Brahma haussa les épaules.

— Il est temps de condamner Sam.

Ce fut fait. Et comme il était déjà mort une première fois sans grand résultat, on décida que la peine capitale n’était pas indiquée.

On érigea une tour de radio. On donna un sédatif à Sam. Les câbles de transfert furent fixés à la manière habituelle, mais il n’y avait pas d’autre corps : ils furent reliés au transformateur de la tour.

Son atman fut projeté par une ouverture du dôme dans le grand nuage magnétique encerclant la planète entière, et que l’on appelait le Pont des Dieux.

Puis il reçut un honneur unique : il eut ses deuxièmes funérailles au Ciel. Yama eut ses premières. Brahma, regardant la fumée s’élever des bûchers, se demanda où il était réellement.

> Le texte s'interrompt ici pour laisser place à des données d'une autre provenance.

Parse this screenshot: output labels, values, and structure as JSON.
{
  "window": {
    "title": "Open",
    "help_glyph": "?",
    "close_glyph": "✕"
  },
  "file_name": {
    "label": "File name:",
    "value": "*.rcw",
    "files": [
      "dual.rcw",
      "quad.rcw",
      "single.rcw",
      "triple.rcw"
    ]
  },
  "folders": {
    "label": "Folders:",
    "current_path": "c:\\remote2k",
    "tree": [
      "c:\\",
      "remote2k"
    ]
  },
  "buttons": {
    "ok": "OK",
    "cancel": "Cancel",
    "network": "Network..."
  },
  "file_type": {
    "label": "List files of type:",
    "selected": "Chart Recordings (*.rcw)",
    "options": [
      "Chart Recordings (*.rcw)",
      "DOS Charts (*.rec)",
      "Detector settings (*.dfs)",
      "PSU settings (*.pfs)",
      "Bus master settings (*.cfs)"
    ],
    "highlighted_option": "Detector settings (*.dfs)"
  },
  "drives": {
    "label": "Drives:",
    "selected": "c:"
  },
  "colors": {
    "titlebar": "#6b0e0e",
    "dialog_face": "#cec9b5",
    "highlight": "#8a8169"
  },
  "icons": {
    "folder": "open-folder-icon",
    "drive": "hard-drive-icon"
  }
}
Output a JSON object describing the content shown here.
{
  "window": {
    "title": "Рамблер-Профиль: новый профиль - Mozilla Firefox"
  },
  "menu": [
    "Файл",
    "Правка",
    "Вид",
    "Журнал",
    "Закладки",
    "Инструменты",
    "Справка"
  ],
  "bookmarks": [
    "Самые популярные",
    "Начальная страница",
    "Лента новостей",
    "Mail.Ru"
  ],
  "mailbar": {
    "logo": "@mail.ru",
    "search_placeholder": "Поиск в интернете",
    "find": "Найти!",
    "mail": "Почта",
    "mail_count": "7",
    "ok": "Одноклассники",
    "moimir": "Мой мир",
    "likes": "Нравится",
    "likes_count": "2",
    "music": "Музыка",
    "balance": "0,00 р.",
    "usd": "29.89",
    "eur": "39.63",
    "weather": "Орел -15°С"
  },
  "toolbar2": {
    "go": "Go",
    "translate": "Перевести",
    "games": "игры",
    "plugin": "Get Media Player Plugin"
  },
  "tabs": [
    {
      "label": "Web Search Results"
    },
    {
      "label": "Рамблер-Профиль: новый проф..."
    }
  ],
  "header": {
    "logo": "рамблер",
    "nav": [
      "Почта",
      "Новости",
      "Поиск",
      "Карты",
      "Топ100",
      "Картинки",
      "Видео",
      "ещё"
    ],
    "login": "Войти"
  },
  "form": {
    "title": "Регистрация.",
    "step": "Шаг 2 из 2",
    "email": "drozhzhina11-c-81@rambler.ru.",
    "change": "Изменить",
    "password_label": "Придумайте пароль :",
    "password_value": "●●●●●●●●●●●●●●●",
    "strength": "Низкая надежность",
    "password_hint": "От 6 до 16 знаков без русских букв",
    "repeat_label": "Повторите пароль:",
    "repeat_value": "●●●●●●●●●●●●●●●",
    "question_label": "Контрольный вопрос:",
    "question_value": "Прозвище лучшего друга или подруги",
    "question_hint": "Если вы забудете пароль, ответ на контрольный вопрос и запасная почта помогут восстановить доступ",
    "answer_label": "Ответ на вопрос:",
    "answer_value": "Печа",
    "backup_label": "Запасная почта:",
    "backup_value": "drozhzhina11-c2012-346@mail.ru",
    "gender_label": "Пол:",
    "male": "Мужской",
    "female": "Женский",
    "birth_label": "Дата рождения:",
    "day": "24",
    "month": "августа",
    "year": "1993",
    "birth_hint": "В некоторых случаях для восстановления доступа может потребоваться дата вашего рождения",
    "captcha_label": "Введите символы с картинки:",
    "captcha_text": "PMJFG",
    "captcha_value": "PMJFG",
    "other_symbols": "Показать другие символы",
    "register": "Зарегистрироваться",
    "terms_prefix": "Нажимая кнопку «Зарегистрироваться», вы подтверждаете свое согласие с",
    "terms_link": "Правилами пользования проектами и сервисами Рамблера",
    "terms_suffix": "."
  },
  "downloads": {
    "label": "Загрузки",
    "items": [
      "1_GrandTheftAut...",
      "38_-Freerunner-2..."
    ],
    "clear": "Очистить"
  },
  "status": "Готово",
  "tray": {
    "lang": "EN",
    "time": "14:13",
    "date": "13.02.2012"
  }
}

— Le Bouddha a atteint le Nirvâna, dit Brahma. Qu’on le prêche dans les temples ! Qu’on le chante dans les rues ! Glorieuse fut sa fin ! Il a réformé la vieille religion et tout va mieux pour nous, et nous sommes meilleurs que nous ne le fûmes jamais ! Que ceux qui penseraient autrement se rappellent Keenset !

Tout cela fut fait.

Mais ils ne trouvèrent jamais Kubera.

Les démons étaient libres.

Nirriti était fort.

Et partout dans le monde, il y avait ceux qui se rappelaient les lunettes à double foyer, les toilettes à chasse d’eau, la pétrochimie, le moteur à combustion interne, et le jour où le soleil s’était voilé la face devant la justice du Ciel.

On entendit Vichnou affirmer que la sauvagerie avait enfin pénétré dans la Cité.